J'ai rencontré Yavuz et son épouse Songül par le plus grand des hasards en rendant une visite-surprise à une copine qui travaille au service de l'Action Territoriale de la Ville de Mulhouse.

Après notre discussion, je leur demande si je peux les rencontrer un peu plus longuement pour discuter ensemble. Et c'est ainsi que je suis invitée à déjeuner quelques jours plus tard.

             
 Autour de la table familiale avec Nafiye, la soeur de Songül et ma copine de la mairie, invitée elle aussi

En sortant du collège, Yavuz, qui est originaire de la région de Tokat en Anatolie Centrale, a fait du commerce de légumes avec son père durant 12 ans. Après son mariage avec Songül en 1998, cette dernière tente en vain de lui trouver du travail en Alsace où elle a grandi. A plusieurs reprises, elle vient voir son mari en Turquie durant les deux ans qui suivent.

En 2000, Yavuz vient à Istanbul avant de monter dans un autobus bulgare pour se rendre clandestinement en France après avoir versé 5000 Euros à un passeur. Arrêté par la police en Italie, on lui délivre une autorisation de résidence de 3 mois. Après avoir passé quelques jours à Vintimille chez des membres de sa famille, il arrive à Paris avant de se rendre à Mulhouse.

Il loue avec sa femme une maison auprès d'un propriétaire turc. La demande d'asile politique est rejetée et une sommation de quitter le territoire dans les 30 jours lui est présentée. 

                        
                                                           Yavuz

Songül, avec qui il a déjà un premier enfant, travaille alors comme aide-cuisinière dans une taverne. Une personne membre de la C.I.M.A.D.E., Service d'entraide oecuménique aux étrangers migrants en voie d'expulsion,  intervient et constitue un dossier de demande de regroupement familial en insistant sur le fait que la présence de Yavuz est nécessaire pour garder son enfant pendant que sa femme est au travail. Yavuz peut rester en France... et au bout de deux ans durant lesquels il sera "père au foyer", obtient enfin un permis de travail. 

Les périodes de travail comme manoeuvre et maçon (dans une entreprise turque durant 1 mois, puis 1 an dans une autre, puis 2 ans dans une entreprise italienne) alternent avec des périodes de chômage. Actuellement, il est sans emploi depuis juillet 2008. Au début, il était facile de trouver un emploi dans une entreprise turque de bâtiment, mais ce n'est plus le cas.

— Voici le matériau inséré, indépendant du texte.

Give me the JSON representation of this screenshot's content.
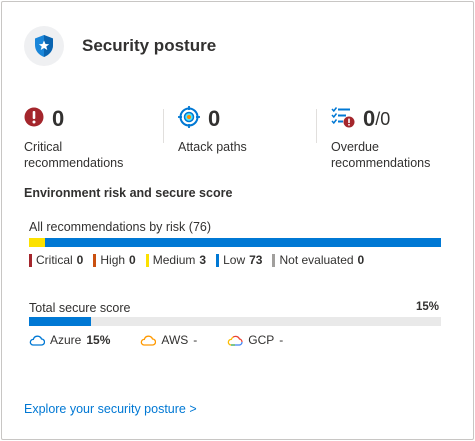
{
  "card": {
    "title": "Security posture",
    "header_icon": "shield-star-icon"
  },
  "metrics": [
    {
      "value": "0",
      "label": "Critical recommendations",
      "icon": "critical-alert-icon"
    },
    {
      "value": "0",
      "label": "Attack paths",
      "icon": "attack-path-icon"
    },
    {
      "value": "0",
      "denominator": "/0",
      "label": "Overdue recommendations",
      "icon": "overdue-list-icon"
    }
  ],
  "section_title": "Environment risk and secure score",
  "risk": {
    "label": "All recommendations by risk (76)",
    "total": 76,
    "legend": [
      {
        "name": "Critical",
        "count": "0",
        "color": "#a4262c"
      },
      {
        "name": "High",
        "count": "0",
        "color": "#ca5010"
      },
      {
        "name": "Medium",
        "count": "3",
        "color": "#fce100"
      },
      {
        "name": "Low",
        "count": "73",
        "color": "#0078d4"
      },
      {
        "name": "Not evaluated",
        "count": "0",
        "color": "#a19f9d"
      }
    ]
  },
  "secure_score": {
    "label": "Total secure score",
    "percent_text": "15%",
    "percent": 15,
    "bar_color": "#0078d4"
  },
  "clouds": [
    {
      "name": "Azure",
      "value": "15%",
      "icon": "azure-cloud-icon",
      "color": "#0078d4"
    },
    {
      "name": "AWS",
      "value": "-",
      "icon": "aws-cloud-icon",
      "color": "#ff9900"
    },
    {
      "name": "GCP",
      "value": "-",
      "icon": "gcp-cloud-icon",
      "color": "#34a853"
    }
  ],
  "explore_link": "Explore your security posture >"
}
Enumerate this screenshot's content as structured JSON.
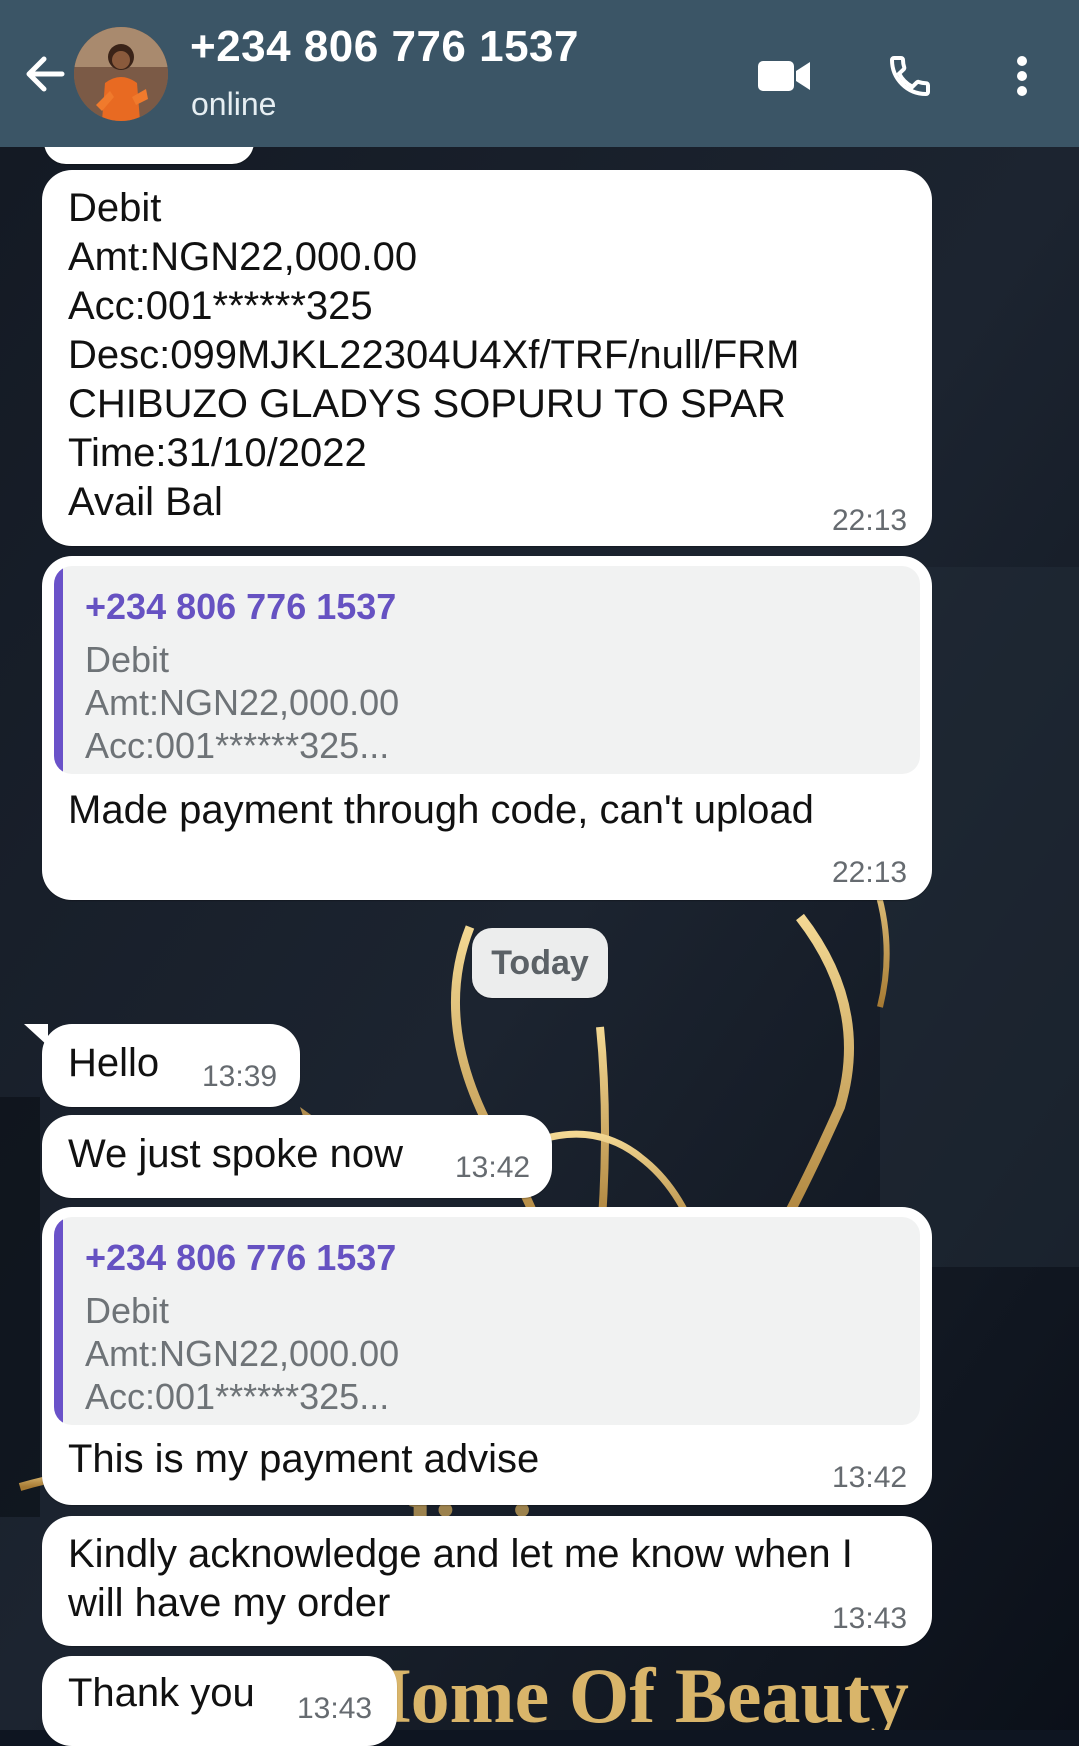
{
  "header": {
    "back_icon": "arrow-left-icon",
    "contact_name": "+234 806 776 1537",
    "status": "online",
    "icons": [
      "video-camera-icon",
      "phone-icon",
      "more-vertical-icon"
    ]
  },
  "messages": [
    {
      "text": "Debit\nAmt:NGN22,000.00\nAcc:001******325\nDesc:099MJKL22304U4Xf/TRF/null/FRM\nCHIBUZO GLADYS SOPURU TO SPAR\nTime:31/10/2022\nAvail Bal",
      "time": "22:13"
    },
    {
      "quote_author": "+234 806 776 1537",
      "quote_text": "Debit\nAmt:NGN22,000.00\nAcc:001******325...",
      "text": "Made payment through code, can't upload",
      "time": "22:13"
    },
    {
      "text": "Hello",
      "time": "13:39"
    },
    {
      "text": "We just spoke now",
      "time": "13:42"
    },
    {
      "quote_author": "+234 806 776 1537",
      "quote_text": "Debit\nAmt:NGN22,000.00\nAcc:001******325...",
      "text": "This is my payment advise",
      "time": "13:42"
    },
    {
      "text": "Kindly acknowledge and let me know when I\nwill have my order",
      "time": "13:43"
    },
    {
      "text": "Thank you",
      "time": "13:43"
    }
  ],
  "date_separator": "Today",
  "wallpaper": {
    "text": "Home Of Beauty"
  },
  "colors": {
    "header_bg": "#3b5566",
    "quote_accent": "#6a52c9",
    "bubble_bg": "#ffffff",
    "wallpaper_gold": "#c9a45a"
  }
}
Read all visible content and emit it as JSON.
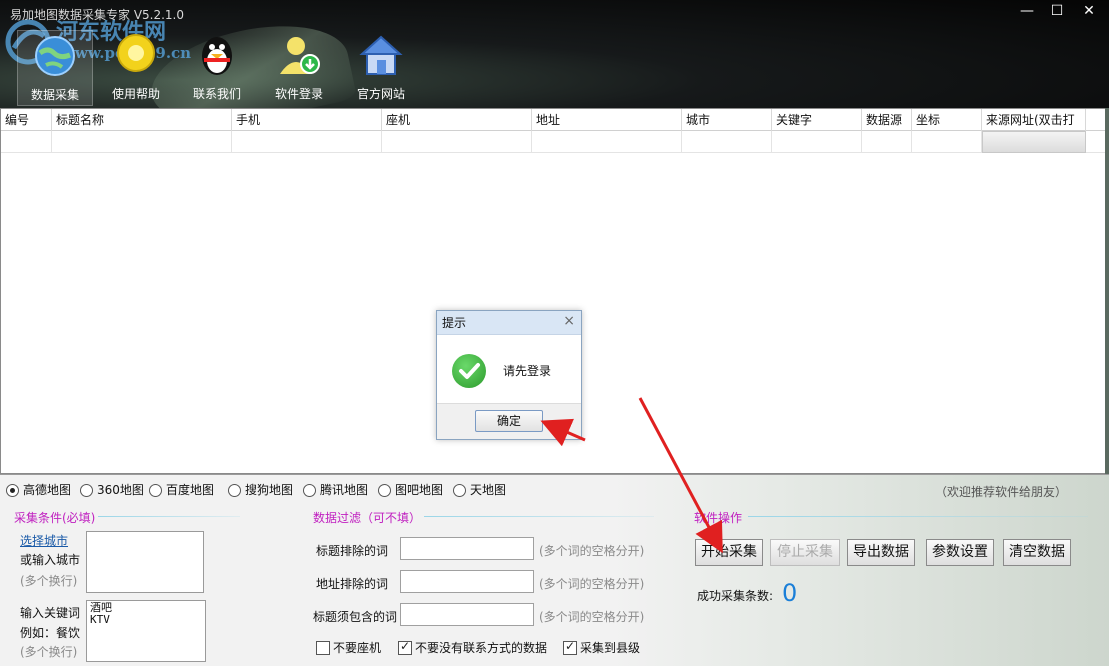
{
  "window": {
    "title": "易加地图数据采集专家 V5.2.1.0",
    "controls": {
      "minimize": "—",
      "maximize": "☐",
      "close": "✕"
    }
  },
  "watermark": {
    "text": "河东软件网",
    "url": "www.pc0359.cn"
  },
  "toolbar": {
    "items": [
      {
        "label": "数据采集",
        "icon": "globe-icon"
      },
      {
        "label": "使用帮助",
        "icon": "help-bulb-icon"
      },
      {
        "label": "联系我们",
        "icon": "qq-penguin-icon"
      },
      {
        "label": "软件登录",
        "icon": "user-login-icon"
      },
      {
        "label": "官方网站",
        "icon": "home-icon"
      }
    ]
  },
  "table": {
    "columns": [
      "编号",
      "标题名称",
      "手机",
      "座机",
      "地址",
      "城市",
      "关键字",
      "数据源",
      "坐标",
      "来源网址(双击打"
    ]
  },
  "dialog": {
    "title": "提示",
    "close": "×",
    "message": "请先登录",
    "ok": "确定"
  },
  "sources": {
    "options": [
      "高德地图",
      "360地图",
      "百度地图",
      "搜狗地图",
      "腾讯地图",
      "图吧地图",
      "天地图"
    ],
    "selected": "高德地图",
    "recommend": "（欢迎推荐软件给朋友）"
  },
  "conditions": {
    "title": "采集条件(必填)",
    "select_city_link": "选择城市",
    "or_input_city": "或输入城市",
    "multi_line": "(多个换行)",
    "input_keyword": "输入关键词",
    "example": "例如：餐饮",
    "multi_line2": "(多个换行)",
    "keyword_lines": [
      "酒吧",
      "KTV"
    ]
  },
  "filter": {
    "title": "数据过滤（可不填）",
    "exclude_title_label": "标题排除的词",
    "exclude_address_label": "地址排除的词",
    "include_title_label": "标题须包含的词",
    "hint": "(多个词的空格分开)",
    "checkboxes": [
      {
        "label": "不要座机",
        "checked": false
      },
      {
        "label": "不要没有联系方式的数据",
        "checked": true
      },
      {
        "label": "采集到县级",
        "checked": true
      }
    ]
  },
  "operations": {
    "title": "软件操作",
    "start": "开始采集",
    "stop": "停止采集",
    "export": "导出数据",
    "settings": "参数设置",
    "clear": "清空数据",
    "count_label": "成功采集条数:",
    "count_value": "0"
  },
  "colors": {
    "section_title": "#c020c0",
    "count": "#1a7fd8",
    "arrow": "#e02020"
  }
}
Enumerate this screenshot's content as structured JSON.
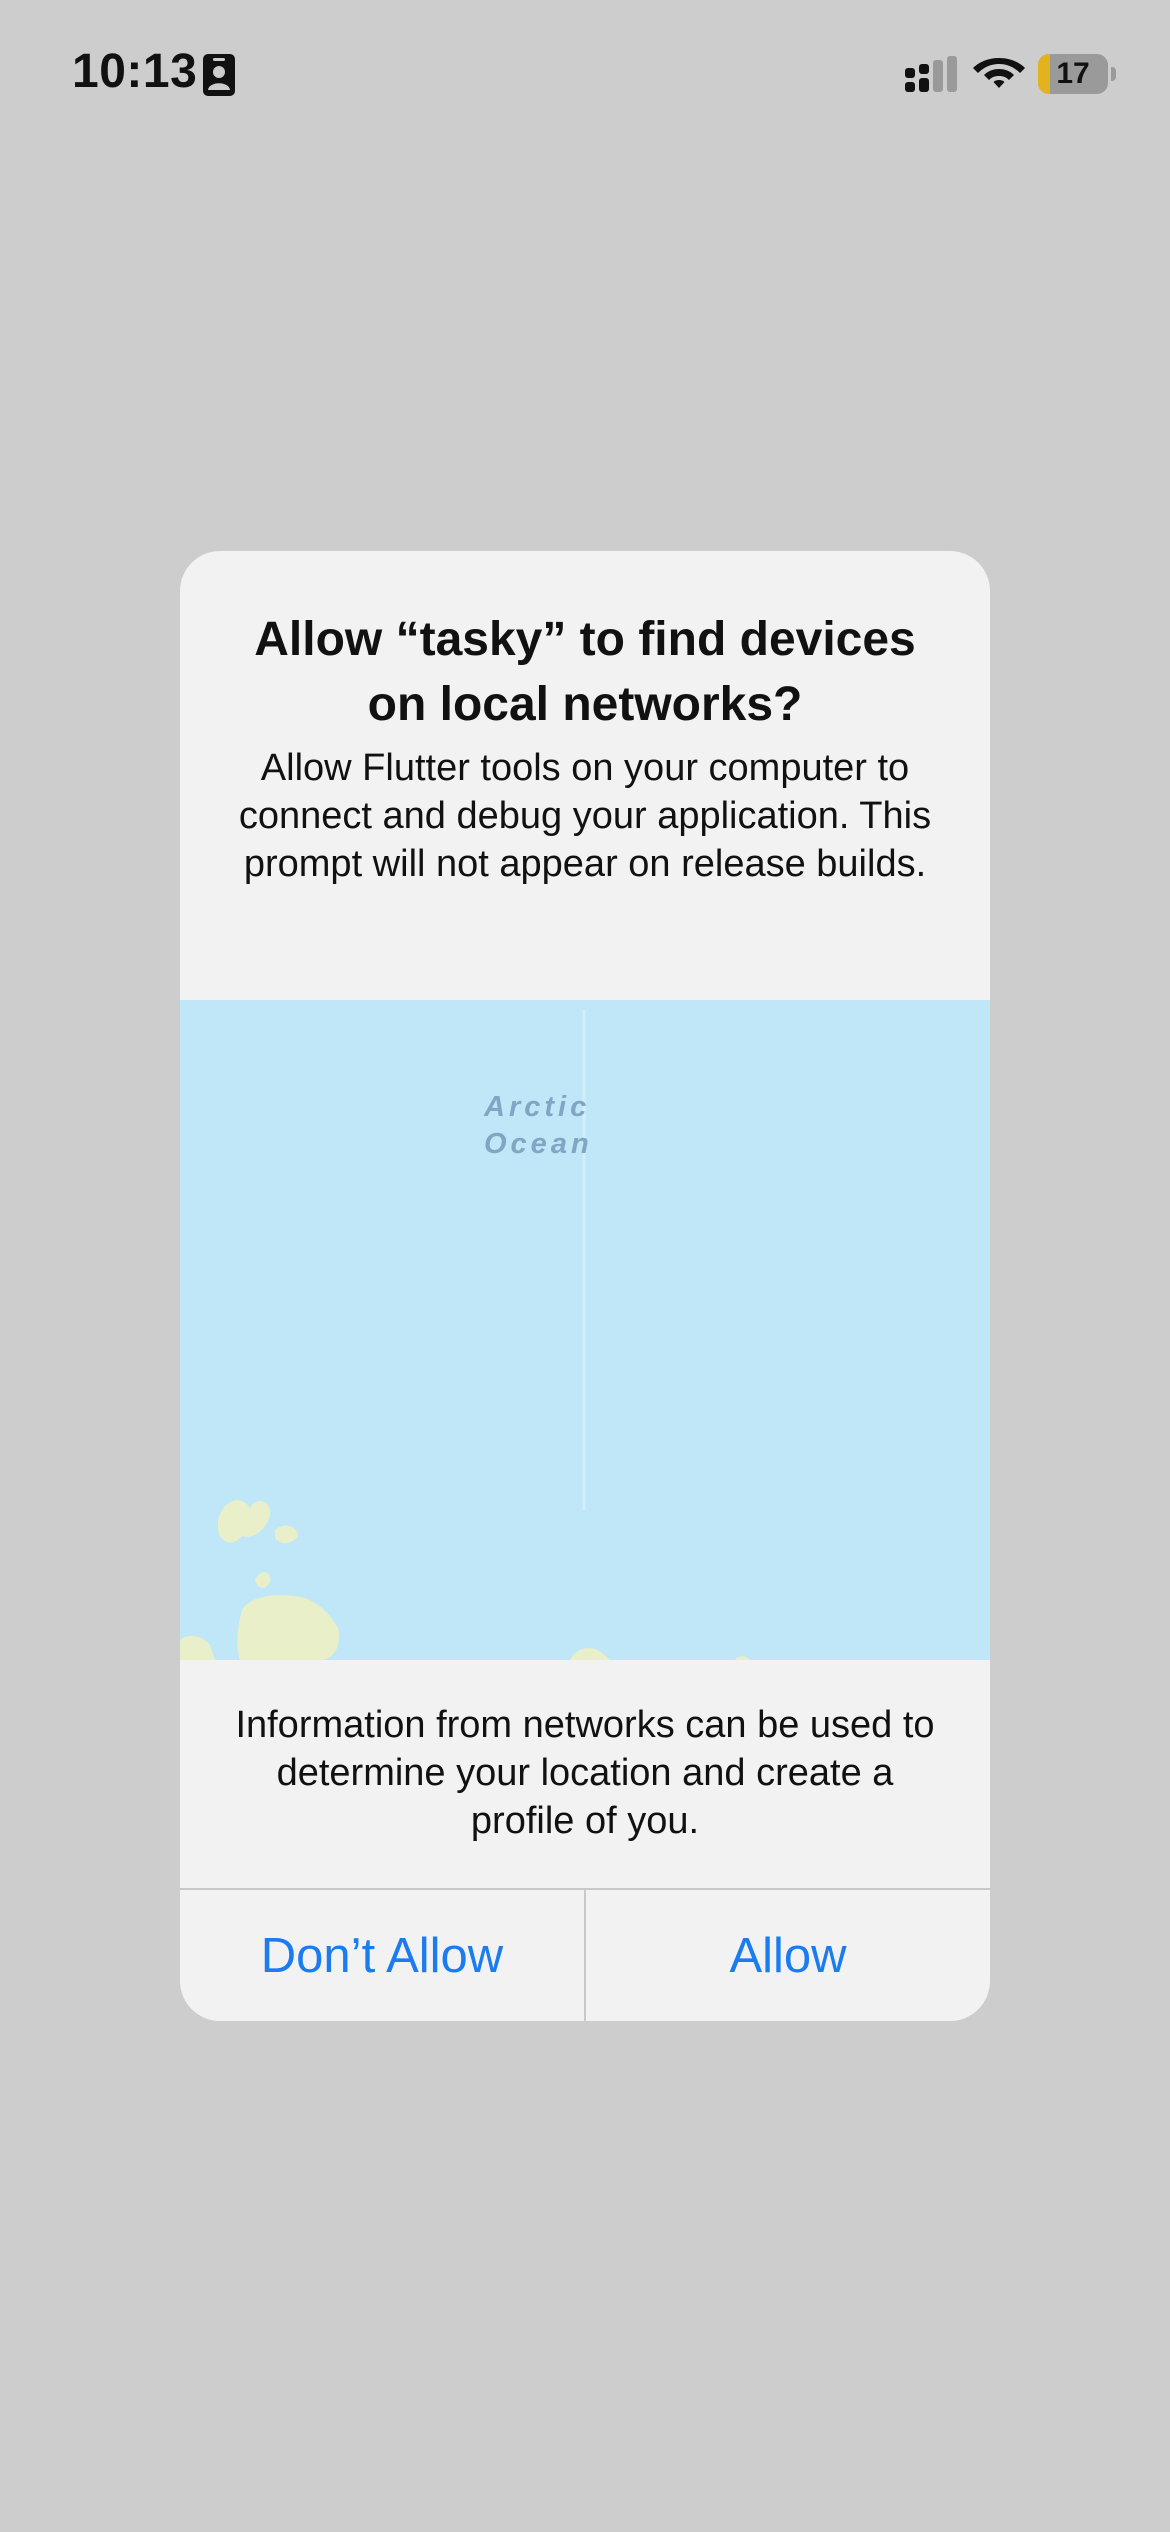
{
  "status_bar": {
    "time": "10:13",
    "battery_level": "17",
    "battery_fraction": 0.17,
    "icons": [
      "contact-card-icon",
      "cellular-signal-icon",
      "wifi-icon",
      "battery-icon"
    ]
  },
  "alert": {
    "title": "Allow “tasky” to find devices on local networks?",
    "message": "Allow Flutter tools on your computer to connect and debug your application. This prompt will not appear on release builds.",
    "map_label": "Arctic Ocean",
    "footer": "Information from networks can be used to determine your location and create a profile of you.",
    "buttons": {
      "deny_label": "Don’t Allow",
      "allow_label": "Allow"
    }
  },
  "colors": {
    "background": "#cdcdcd",
    "alert_background": "#f2f2f2",
    "button_text": "#1b7cf0",
    "map_water": "#bfe7f7",
    "map_land": "#e9efc9",
    "battery_fill": "#e3b21f"
  }
}
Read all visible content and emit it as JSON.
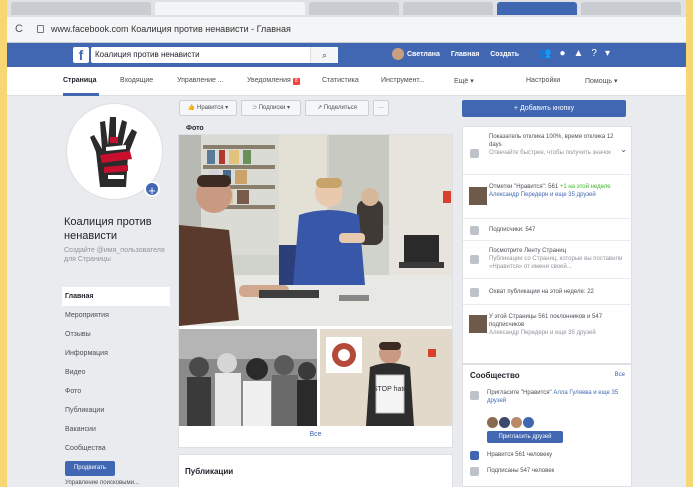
{
  "browser": {
    "url": "www.facebook.com Коалиция против ненависти - Главная",
    "nav_glyph": "C"
  },
  "topbar": {
    "search_value": "Коалиция против ненависти",
    "search_icon": "search-icon",
    "user_name": "Светлана",
    "home_label": "Главная",
    "create_label": "Создать"
  },
  "tabs": [
    {
      "label": "Страница"
    },
    {
      "label": "Входящие"
    },
    {
      "label": "Управление ..."
    },
    {
      "label": "Уведомления"
    },
    {
      "label": "Статистика"
    },
    {
      "label": "Инструмент..."
    },
    {
      "label": "Ещё ▾"
    },
    {
      "label": "Настройки"
    },
    {
      "label": "Помощь ▾"
    }
  ],
  "notif_count": "8",
  "page": {
    "name": "Коалиция против ненависти",
    "tagline": "Создайте @имя_пользователя для Страницы"
  },
  "left_nav": [
    {
      "label": "Главная"
    },
    {
      "label": "Мероприятия"
    },
    {
      "label": "Отзывы"
    },
    {
      "label": "Информация"
    },
    {
      "label": "Видео"
    },
    {
      "label": "Фото"
    },
    {
      "label": "Публикации"
    },
    {
      "label": "Вакансии"
    },
    {
      "label": "Сообщества"
    }
  ],
  "promote": {
    "button": "Продвигать",
    "text": "Управление поисковыми..."
  },
  "actions": {
    "like": "Нравится ▾",
    "follow": "Подписки ▾",
    "share": "Поделиться",
    "more": "···"
  },
  "photos": {
    "label": "Фото",
    "see_all": "Все",
    "sign_text": "STOP hate"
  },
  "publications_title": "Публикации",
  "add_button": "+ Добавить кнопку",
  "sidebar": {
    "response_rate": "Показатель отклика 100%, время отклика 12 days",
    "response_sub": "Отвечайте быстрее, чтобы получить значок",
    "likes_title": "Отметки \"Нравится\": 561",
    "likes_week": "+1 на этой неделе",
    "likes_friends": "Александр Передерн и еще 35 друзей",
    "followers": "Подписчики: 547",
    "feed_title": "Посмотрите Ленту Страниц",
    "feed_sub": "Публикации со Страниц, которые вы поставили «Нравится» от имени своей...",
    "reach": "Охват публикации на этой неделе: 22",
    "page_stats": "У этой Страницы 561 поклонников и 547 подписчиков",
    "page_stats_sub": "Александр Передерн и еще 35 друзей"
  },
  "community": {
    "title": "Сообщество",
    "see_all": "Все",
    "invite_text_prefix": "Пригласите \"Нравится\" ",
    "invite_names": "Алла Гуляева и еще 35 друзей",
    "invite_button": "Пригласить друзей",
    "likes": "Нравится 561 человеку",
    "follows": "Подписаны 547 человек"
  },
  "colors": {
    "brand": "#4267b2",
    "background": "#e9ebee",
    "outer_frame": "#f7d774"
  }
}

Yavuz a pris des cours de français au centre socio-culturel Papin mais il ne maîtrise pas bien cette langue difficile à apprendre quand on est adulte et qu'on n'a jamais appris aucune langue étrangère. 
                          
                      
                      
L'année dernière, Yavuz a acheté une maison en Turquie, dans sa ville d'origine. Il aimerait y emmener sa femme et ses trois enfants pour reprendre une vie "normale" avec une activité professionnelle régulière, comme cela a toujours été le cas dans son pays. 

Lui qui se sent 100 % turc, ne trouve aucun plaisir, ne se sent pas très bien en France. Son intégration n'est pas réussie et son sourire a un goût d'amertume. Lorsqu'il travaille, il a le moral, sinon celui-ci est en chute libre. Il vit ici comme s'il vivait au pays, mais cherche vainement ses repères.

Je lui souhaite vivement de trouver la voie qui le conduira à une vie meilleure, plus en harmonie avec ses aspirations.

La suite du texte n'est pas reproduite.